Luke Trusel is an Earth system geographer whose research focuses on understanding the impacts of climate variability and change on the Antarctic and Greenland ice sheets. Motivated by the potentially profound consequences of cryospheric change, Dr. Trusel’s work seeks to better understand how the ice sheets are responding, and will continue to respond, to ongoing climate change.
His work focuses on assessing ice sheet surface mass balance and hydrological processes and seeking to advance the understanding of high latitude environments as coupled ice-ocean-atmosphere systems. This research takes an interdisciplinary approach while combining remotely sensed observations, ice core-derived climate records, and output from regional and global climate models. These efforts are aimed at generating distinct, yet complementary perspectives into spatially-extensive processes today, but with a critical temporal perspective bridging the past and the future. His recent research demonstrates that Greenland ice sheet melting has accelerated in response to Industrial-era warming, reaching intensities that are unprecedented for centuries or millennia, and that atmospheric warming over this century may threaten the viability of Antarctica’s fringing ice shelves.
Dr. Trusel’s research is currently funded through grants from the National Science Foundation (NSF) Antarctic Glaciology Program and the National Aeronautics and Space Administration (NASA) Cryospheric Sciences program. His work has been published in leading, interdisciplinary research journals, including Nature, Nature Geoscience, and Nature Climate Change, and has been featured in prominent media outlets including The New York Times, The Washington Post, The Guardian, and National Geographic.

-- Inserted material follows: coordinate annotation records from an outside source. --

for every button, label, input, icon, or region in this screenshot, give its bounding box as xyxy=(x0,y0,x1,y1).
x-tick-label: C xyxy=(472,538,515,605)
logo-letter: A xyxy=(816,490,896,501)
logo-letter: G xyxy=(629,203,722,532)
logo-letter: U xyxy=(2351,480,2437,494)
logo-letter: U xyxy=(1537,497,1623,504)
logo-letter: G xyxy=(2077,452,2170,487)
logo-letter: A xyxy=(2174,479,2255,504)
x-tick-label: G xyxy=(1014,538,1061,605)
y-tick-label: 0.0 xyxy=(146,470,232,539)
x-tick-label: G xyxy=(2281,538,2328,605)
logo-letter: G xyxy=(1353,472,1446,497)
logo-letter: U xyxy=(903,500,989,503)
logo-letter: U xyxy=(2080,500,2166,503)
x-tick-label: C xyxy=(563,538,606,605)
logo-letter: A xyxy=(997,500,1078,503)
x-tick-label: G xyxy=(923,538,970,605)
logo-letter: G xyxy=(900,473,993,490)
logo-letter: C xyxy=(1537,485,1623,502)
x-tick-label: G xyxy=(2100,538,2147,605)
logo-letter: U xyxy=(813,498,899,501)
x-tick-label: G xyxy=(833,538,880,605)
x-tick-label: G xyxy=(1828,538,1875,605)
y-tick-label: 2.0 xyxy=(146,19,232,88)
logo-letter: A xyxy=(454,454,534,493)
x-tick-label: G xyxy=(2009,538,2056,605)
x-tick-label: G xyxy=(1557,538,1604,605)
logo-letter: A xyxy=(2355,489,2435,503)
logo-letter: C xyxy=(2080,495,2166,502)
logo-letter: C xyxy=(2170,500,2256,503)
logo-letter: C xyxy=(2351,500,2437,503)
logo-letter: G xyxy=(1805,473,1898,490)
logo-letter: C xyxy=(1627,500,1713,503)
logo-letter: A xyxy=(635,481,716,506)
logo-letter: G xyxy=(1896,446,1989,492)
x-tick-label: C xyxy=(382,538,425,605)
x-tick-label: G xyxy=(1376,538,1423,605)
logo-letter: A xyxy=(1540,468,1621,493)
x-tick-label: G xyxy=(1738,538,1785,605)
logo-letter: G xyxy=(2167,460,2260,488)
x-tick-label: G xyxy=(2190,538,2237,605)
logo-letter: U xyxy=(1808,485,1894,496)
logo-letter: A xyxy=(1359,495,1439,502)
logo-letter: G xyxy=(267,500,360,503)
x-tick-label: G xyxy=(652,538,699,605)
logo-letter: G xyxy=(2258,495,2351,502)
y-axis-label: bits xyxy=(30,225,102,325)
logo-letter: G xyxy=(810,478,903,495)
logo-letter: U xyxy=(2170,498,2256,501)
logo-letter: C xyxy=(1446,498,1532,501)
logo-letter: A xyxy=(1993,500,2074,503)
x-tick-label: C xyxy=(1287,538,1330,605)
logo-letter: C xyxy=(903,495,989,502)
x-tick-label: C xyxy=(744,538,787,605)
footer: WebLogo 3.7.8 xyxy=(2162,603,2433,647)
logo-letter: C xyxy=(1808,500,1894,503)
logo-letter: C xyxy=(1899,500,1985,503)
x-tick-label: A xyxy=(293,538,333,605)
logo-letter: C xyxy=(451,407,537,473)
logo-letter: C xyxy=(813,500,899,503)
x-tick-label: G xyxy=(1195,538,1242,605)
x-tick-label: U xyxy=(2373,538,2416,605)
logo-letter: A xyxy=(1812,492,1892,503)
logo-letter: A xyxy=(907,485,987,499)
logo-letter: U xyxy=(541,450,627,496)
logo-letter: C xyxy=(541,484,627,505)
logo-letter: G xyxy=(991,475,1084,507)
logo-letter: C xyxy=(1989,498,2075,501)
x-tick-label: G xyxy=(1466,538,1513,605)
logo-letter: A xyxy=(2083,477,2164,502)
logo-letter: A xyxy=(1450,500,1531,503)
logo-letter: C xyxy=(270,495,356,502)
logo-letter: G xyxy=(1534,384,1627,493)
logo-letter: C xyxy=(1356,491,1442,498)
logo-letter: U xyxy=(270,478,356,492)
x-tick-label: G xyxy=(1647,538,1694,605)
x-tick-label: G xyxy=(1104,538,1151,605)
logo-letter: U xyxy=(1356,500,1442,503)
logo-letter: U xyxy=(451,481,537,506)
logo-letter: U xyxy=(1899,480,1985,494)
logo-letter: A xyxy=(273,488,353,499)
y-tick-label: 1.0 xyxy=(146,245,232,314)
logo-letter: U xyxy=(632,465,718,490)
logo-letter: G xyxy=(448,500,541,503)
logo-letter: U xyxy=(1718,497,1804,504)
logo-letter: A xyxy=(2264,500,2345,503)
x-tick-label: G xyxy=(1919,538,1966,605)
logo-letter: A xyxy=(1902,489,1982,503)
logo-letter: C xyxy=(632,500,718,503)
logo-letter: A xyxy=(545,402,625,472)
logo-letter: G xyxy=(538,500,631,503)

Before joining Penn State Geography, Dr. Trusel served a fulfilling three years as an assistant professor in the School of Earth & Environment at Rowan University and as a Postdoctoral Scholar in Geology & Geophysics at Woods Hole Oceanographic Institution while working closely with Dr. Sarah Das. He earned his PhD in Geography from Clark University in 2014, where he was a NASA Earth and Space Science Fellow under the mentorship of Dr. Karen Frey.